Leg of Lamb stuffed with Spinach

Another fantastic recipe from KSVY Friday Morning Show guest, Chef Marco Ilaria. This Leg of Lamb stuffed with Spinach sounds  like a perfect wine country dinner. What would you pair with this delicious dish?


7 lb Leg of Lamb – domestic, boned

2 cups Spinach cooked and chopped

½ cup Dijon mustard

2 Tbsp Garlic chopped fine

1 cup Pancetta cooked, small dice

½ cup Pine nuts toasted and course chopped

½ cup Fresh mint chopped fine

1 cup Feta cheese

1 tsp. Fresh thyme chopped fine

1 tsp. Salt and pepper to taste

1 cup Red wine

1 cup Chicken stock

Butcher twine


1. Start with one domestic leg of lamb, boned out.
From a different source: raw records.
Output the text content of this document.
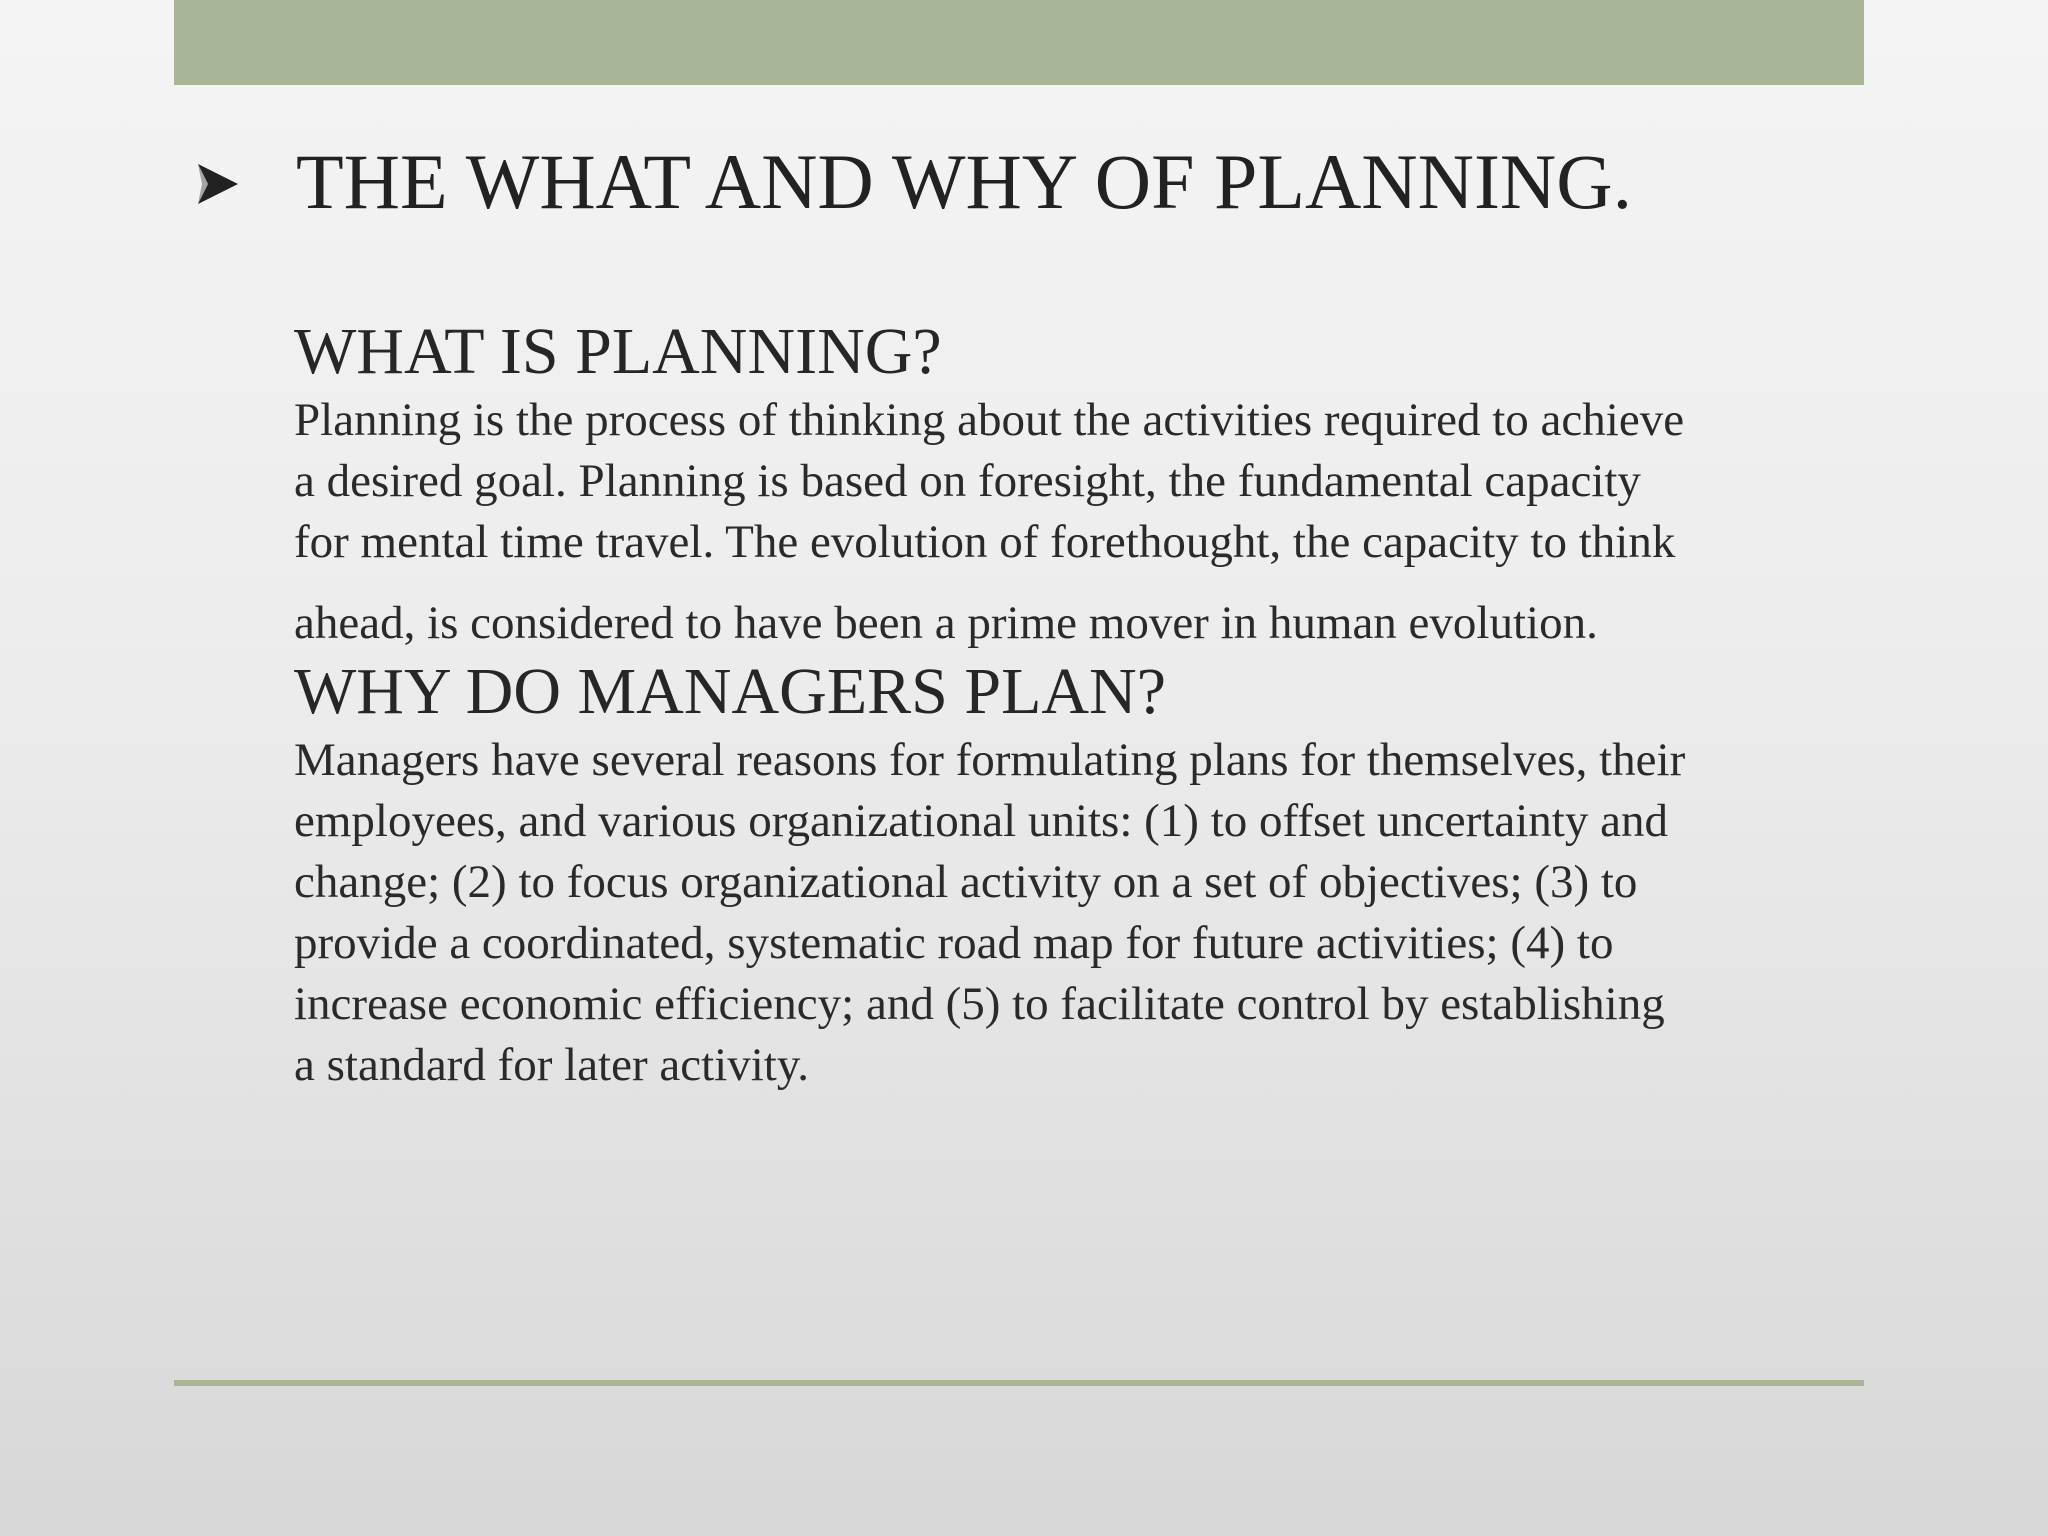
THE WHAT AND WHY OF PLANNING.
WHAT IS PLANNING?

Planning is the process of thinking about the activities required to achieve
a desired goal. Planning is based on foresight, the fundamental capacity
for mental time travel. The evolution of forethought, the capacity to think
ahead, is considered to have been a prime mover in human evolution.

WHY DO MANAGERS PLAN?

Managers have several reasons for formulating plans for themselves, their
employees, and various organizational units: (1) to offset uncertainty and
change; (2) to focus organizational activity on a set of objectives; (3) to
provide a coordinated, systematic road map for future activities; (4) to
increase economic efficiency; and (5) to facilitate control by establishing
a standard for later activity.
Butterfly so that the meat is even thickness throughout.

2. Paint the inside with the Dijon mustard

3. Mix the remaining ingredients together in a large bowl

4. Spread the mixture over the mustard as evenly as possible, then roll and tie roast with butcher twine.

5. Season the outside with some salt and pepper.

6. Roast in a 350-degree oven for about 1.25 hours or until the internal temperature is 130 degrees.

7. When roasting the lamb put the red wine and chicken stock in the roasting pan and baste every fifteen minutes.